The underrated power of boredom among the reasons for Trump’s victory
Madhavankutty Pillai Madhavankutty Pillai | 10 Nov, 2016
THE DAY BEFORE the US election, as your columnist, who stood among the rank and file of the wise men certain about human reason, meditated on the victory of Hillary Clinton, it occurred to him that this election could be about the arrival of the women’s vote, given how much it was believed to have swung away from Donald Trump. As is evident now, women did vote a little more for Hillary but it was of no consequence.
There are reasons why events that would destroy a regular politician did not make the slightest dent on Trump, but who can now say with any certainty what they are. Theories on why Trump won are being floated by the same pundits who were clueless about what was changing under their feet all this while. Nicholas Nassim Taleb, author of The Black Swan and to his credit someone who was disdainful of all the polls that showed Hillary Clinton winning, has long believed that a category of people he calls ‘Intellectual Yet Idiot’ have no conception of the real world and yet have the hubris to decide its course. That what is happening everywhere is a rebellion against the phony intelligentsia who flounder in bewilderment at events like the Trump victory.
But even that is a theory like any other.
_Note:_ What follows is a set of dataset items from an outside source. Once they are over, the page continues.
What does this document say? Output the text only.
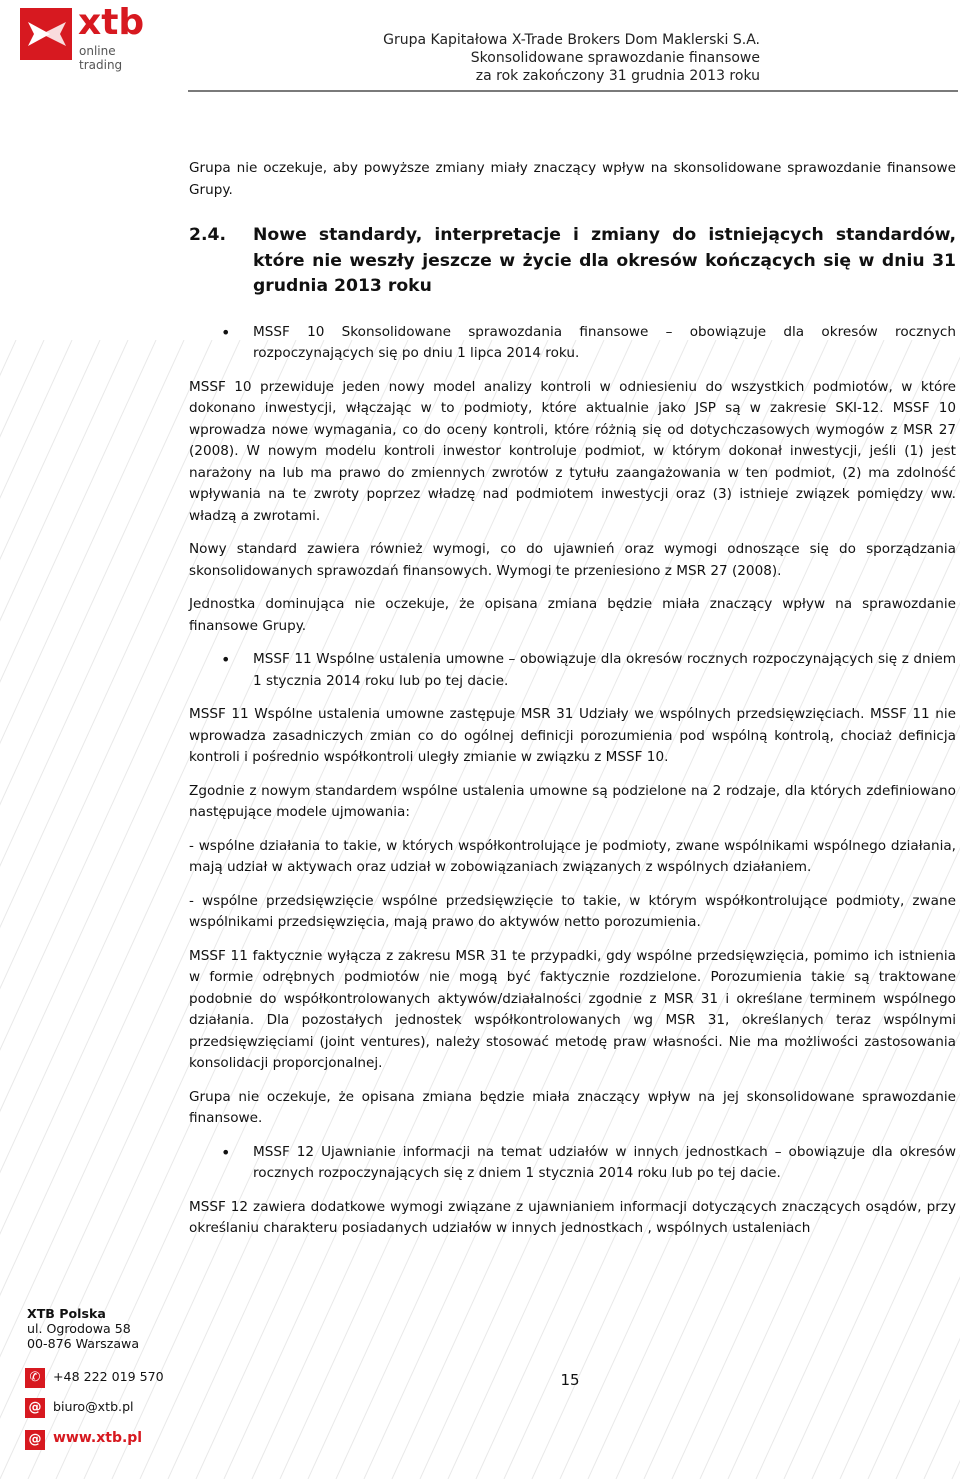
xtb
online trading
Grupa Kapitałowa X-Trade Brokers Dom Maklerski S.A.
Skonsolidowane sprawozdanie finansowe
za rok zakończony 31 grudnia 2013 roku

Grupa nie oczekuje, aby powyższe zmiany miały znaczący wpływ na skonsolidowane sprawozdanie finansowe Grupy.

2.4. Nowe standardy, interpretacje i zmiany do istniejących standardów, które nie weszły jeszcze w życie dla okresów kończących się w dniu 31 grudnia 2013 roku
• MSSF 10 Skonsolidowane sprawozdania finansowe – obowiązuje dla okresów rocznych rozpoczynających się po dniu 1 lipca 2014 roku.

MSSF 10 przewiduje jeden nowy model analizy kontroli w odniesieniu do wszystkich podmiotów, w które dokonano inwestycji, włączając w to podmioty, które aktualnie jako JSP są w zakresie SKI-12. MSSF 10 wprowadza nowe wymagania, co do oceny kontroli, które różnią się od dotychczasowych wymogów z MSR 27 (2008). W nowym modelu kontroli inwestor kontroluje podmiot, w którym dokonał inwestycji, jeśli (1) jest narażony na lub ma prawo do zmiennych zwrotów z tytułu zaangażowania w ten podmiot, (2) ma zdolność wpływania na te zwroty poprzez władzę nad podmiotem inwestycji oraz (3) istnieje związek pomiędzy ww. władzą a zwrotami.

Nowy standard zawiera również wymogi, co do ujawnień oraz wymogi odnoszące się do sporządzania skonsolidowanych sprawozdań finansowych. Wymogi te przeniesiono z MSR 27 (2008).

Jednostka dominująca nie oczekuje, że opisana zmiana będzie miała znaczący wpływ na sprawozdanie finansowe Grupy.

• MSSF 11 Wspólne ustalenia umowne – obowiązuje dla okresów rocznych rozpoczynających się z dniem 1 stycznia 2014 roku lub po tej dacie.

MSSF 11 Wspólne ustalenia umowne zastępuje MSR 31 Udziały we wspólnych przedsięwzięciach. MSSF 11 nie wprowadza zasadniczych zmian co do ogólnej definicji porozumienia pod wspólną kontrolą, chociaż definicja kontroli i pośrednio współkontroli uległy zmianie w związku z MSSF 10.

Zgodnie z nowym standardem wspólne ustalenia umowne są podzielone na 2 rodzaje, dla których zdefiniowano następujące modele ujmowania:

- wspólne działania to takie, w których współkontrolujące je podmioty, zwane wspólnikami wspólnego działania, mają udział w aktywach oraz udział w zobowiązaniach związanych z wspólnych działaniem.

- wspólne przedsięwzięcie wspólne przedsięwzięcie to takie, w którym współkontrolujące podmioty, zwane wspólnikami przedsięwzięcia, mają prawo do aktywów netto porozumienia.

MSSF 11 faktycznie wyłącza z zakresu MSR 31 te przypadki, gdy wspólne przedsięwzięcia, pomimo ich istnienia w formie odrębnych podmiotów nie mogą być faktycznie rozdzielone. Porozumienia takie są traktowane podobnie do współkontrolowanych aktywów/działalności zgodnie z MSR 31 i określane terminem wspólnego działania. Dla pozostałych jednostek współkontrolowanych wg MSR 31, określanych teraz wspólnymi przedsięwzięciami (joint ventures), należy stosować metodę praw własności. Nie ma możliwości zastosowania konsolidacji proporcjonalnej.

Grupa nie oczekuje, że opisana zmiana będzie miała znaczący wpływ na jej skonsolidowane sprawozdanie finansowe.

• MSSF 12 Ujawnianie informacji na temat udziałów w innych jednostkach – obowiązuje dla okresów rocznych rozpoczynających się z dniem 1 stycznia 2014 roku lub po tej dacie.

MSSF 12 zawiera dodatkowe wymogi związane z ujawnianiem informacji dotyczących znaczących osądów, przy określaniu charakteru posiadanych udziałów w innych jednostkach , wspólnych ustaleniach

XTB Polska
ul. Ogrodowa 58
00-876 Warszawa
✆ +48 222 019 570
@ biuro@xtb.pl
@ www.xtb.pl
15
Some liberals in the United States expected that the election would be a referendum on racial hierarchy with White Americans wanting to turn back the tide of them losing their place at the top. Others lean on the economic argument, the security of the majority, which is made up of the White working- and retiree middle- class. Or the trust deficit that Clinton had, the lack of enthusiasm among Blacks and Hispanics even though the majority of the minority were behind her. Deconstructing the collective wisdom of a people is difficult but there is one factor which is inevitably present in every election, and that is boredom.
Pollsters can give it the fancy name of anti-incumbency, but boredom is all that it means. Some societies get bored fast. Like Kerala, where they change governments like clockwork with every election. Or Tamil Nadu, where Jayalalithaa managed to bribe the voter out of this trend. You can see it when Uttar Pradesh removes a Mayawati, who was firm on law and order, to bring in a party that had a history of goonda raj.
In the US in recent times, eight years is what they gave every president before changing parties. In the last 35 years, there was one exception to this. Against an entertainer like Trump, the predictable Hillary promised four more years of exactly what Americans had been living under. A citizenry also wants excitement from its politics. Boredom isn’t the only reason, but it provides the fodder that showmen like Trump feed off.